BAGHDAD, June 18 (UPI) -- The state-owned South Oil Co. of Iraq called on the Iraqi oil minister to abandon plans for the end of June to open the country to foreign investors.
Fayad al-Nema, the director of the company, said in a memo that some of the terms of the pending 20-year service contracts were identical to the work conducted currently by SOC.
Nema had complained earlier the foreign deals would put the national economy in "chains" and "shackle" national independence for decades.
The memo, obtained by the Platts news service, complains the terms of the service contracts use current production rates as the benchmark rather than pre-2003 levels, creating a foreign bias.

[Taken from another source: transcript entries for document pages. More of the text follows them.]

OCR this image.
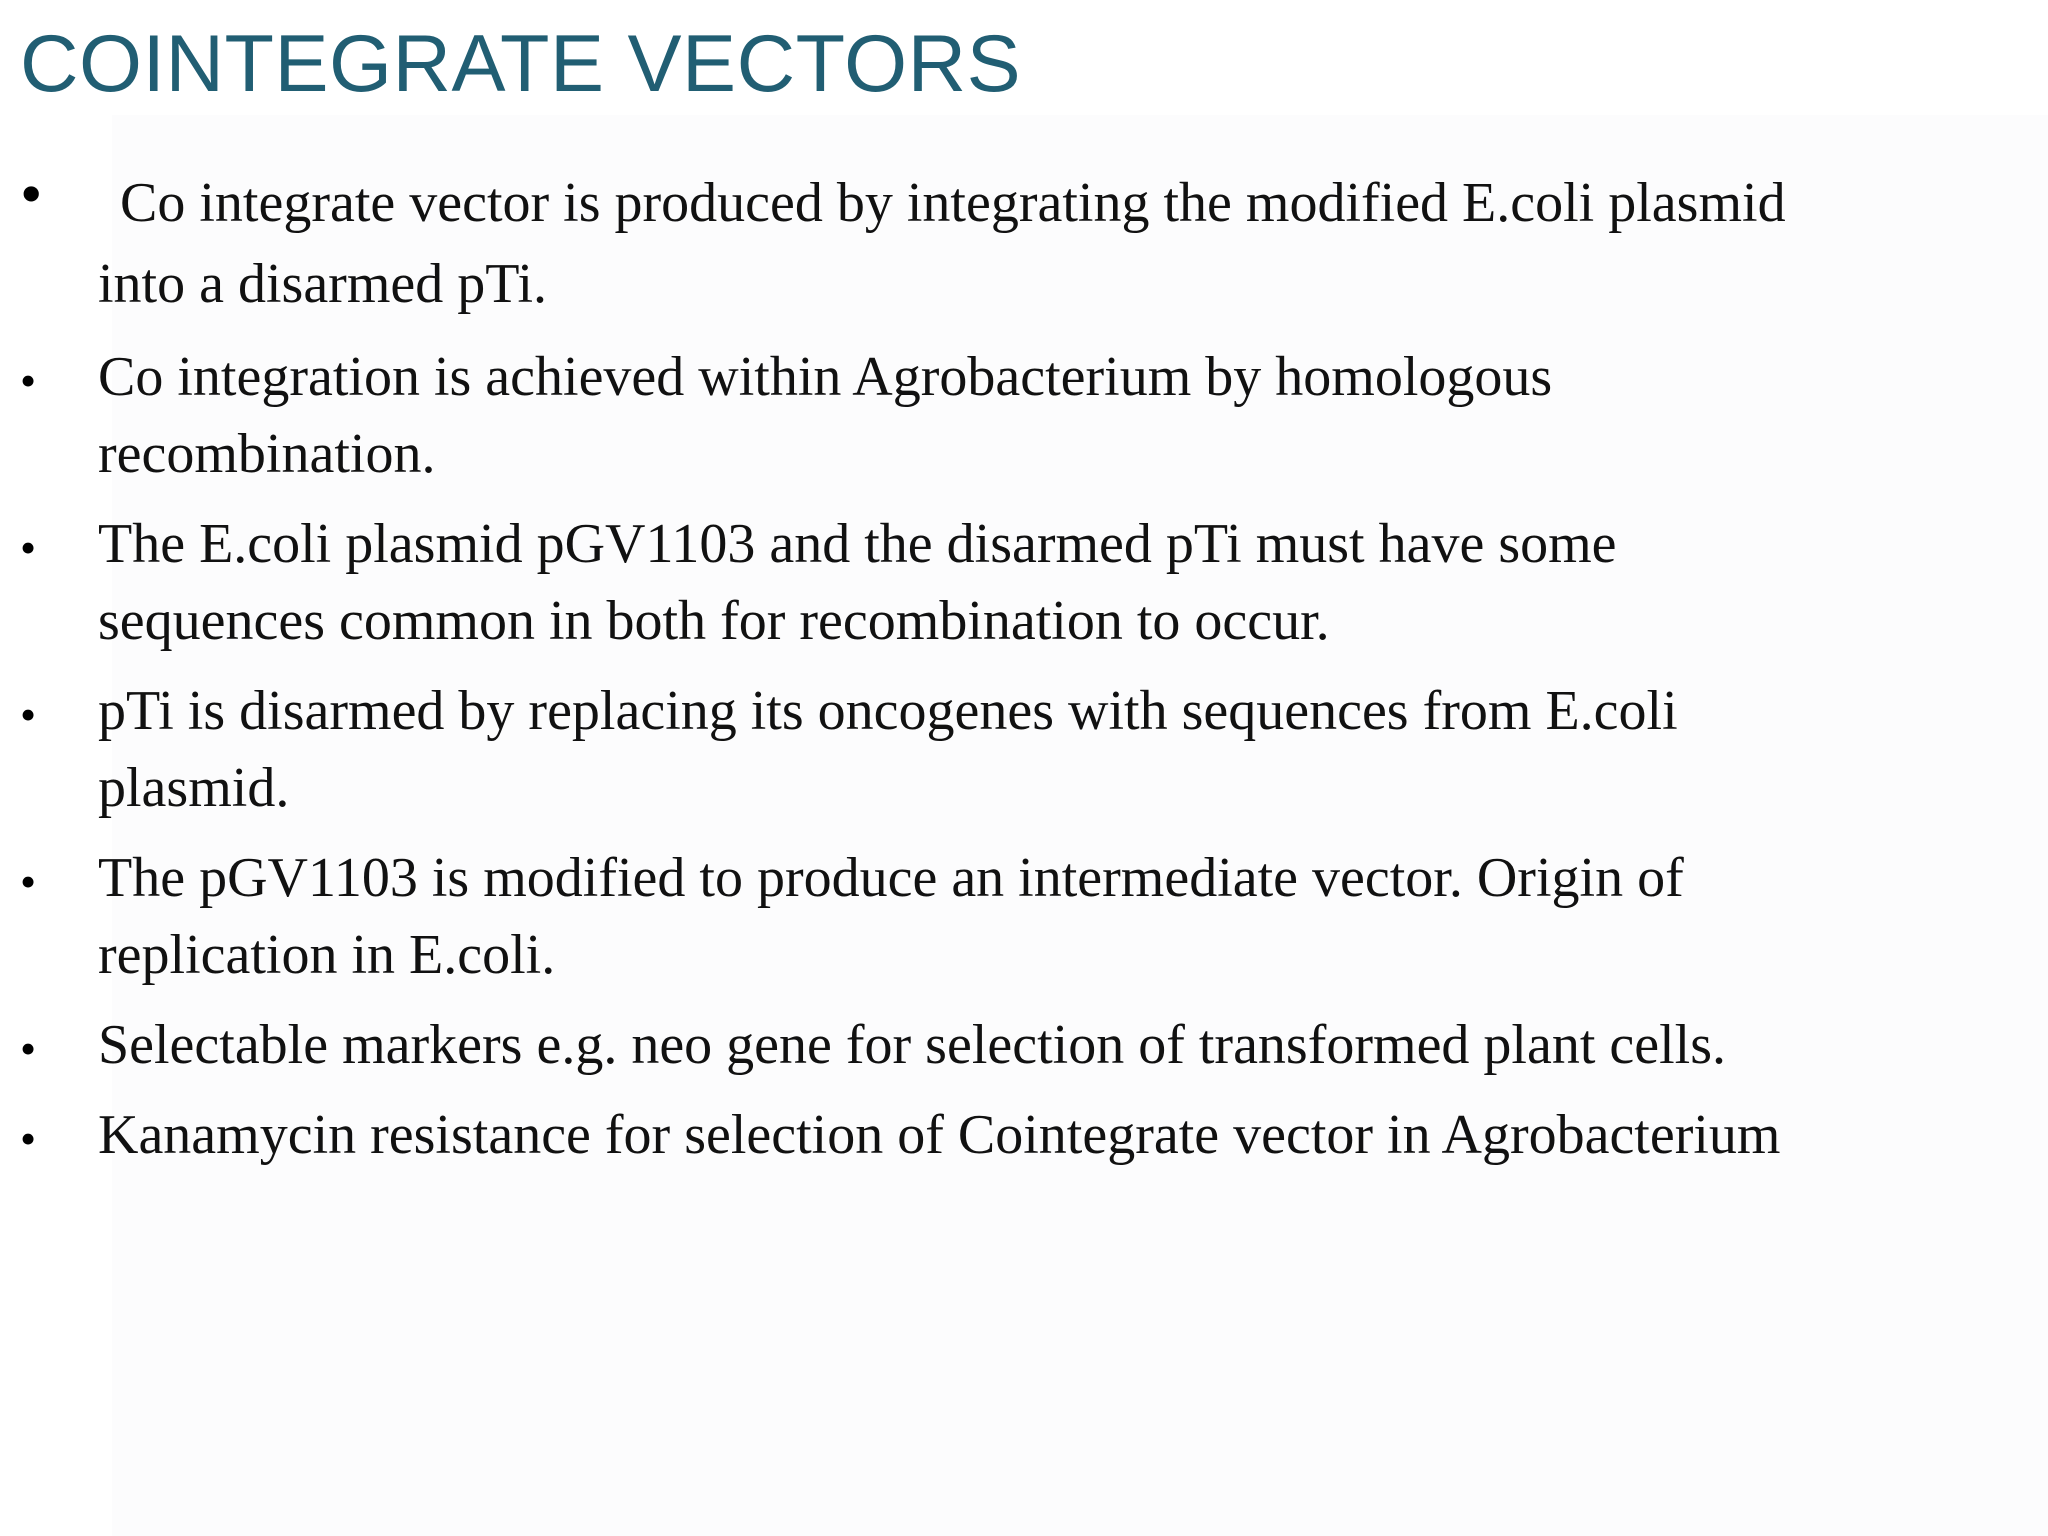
COINTEGRATE VECTORS
•	Co integrate vector is produced by integrating the modified E.coli plasmid
into a disarmed pTi.
• Co integration is achieved within Agrobacterium by homologous
recombination.
• The E.coli plasmid pGV1103 and the disarmed pTi must have some
sequences common in both for recombination to occur.
• pTi is disarmed by replacing its oncogenes with sequences from E.coli
plasmid.
• The pGV1103 is modified to produce an intermediate vector. Origin of
replication in E.coli.
• Selectable markers e.g. neo gene for selection of transformed plant cells.
• Kanamycin resistance for selection of Cointegrate vector in Agrobacterium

Oil production in southern Iraqi fields is in decline because of a lack of investments reaching back to the era of Saddam Hussein. Iraqi lawmakers, meanwhile, called Iraqi Oil Minister Hussain al-Shahristani in for questioning over the need to invite foreign companies into the country following years of federal investments.
The Nema memo calls on Iraq to abandon the service contracts in favor of short-term technical service contracts, which were abandoned in 2008 because of a failure to reach necessary agreements.
Oil fields in the Kurdish regions of Iraq began oil exports June 1. Iraq is set to open the first round of bidding for eight service contracts in the oil and gas sector at the end of June.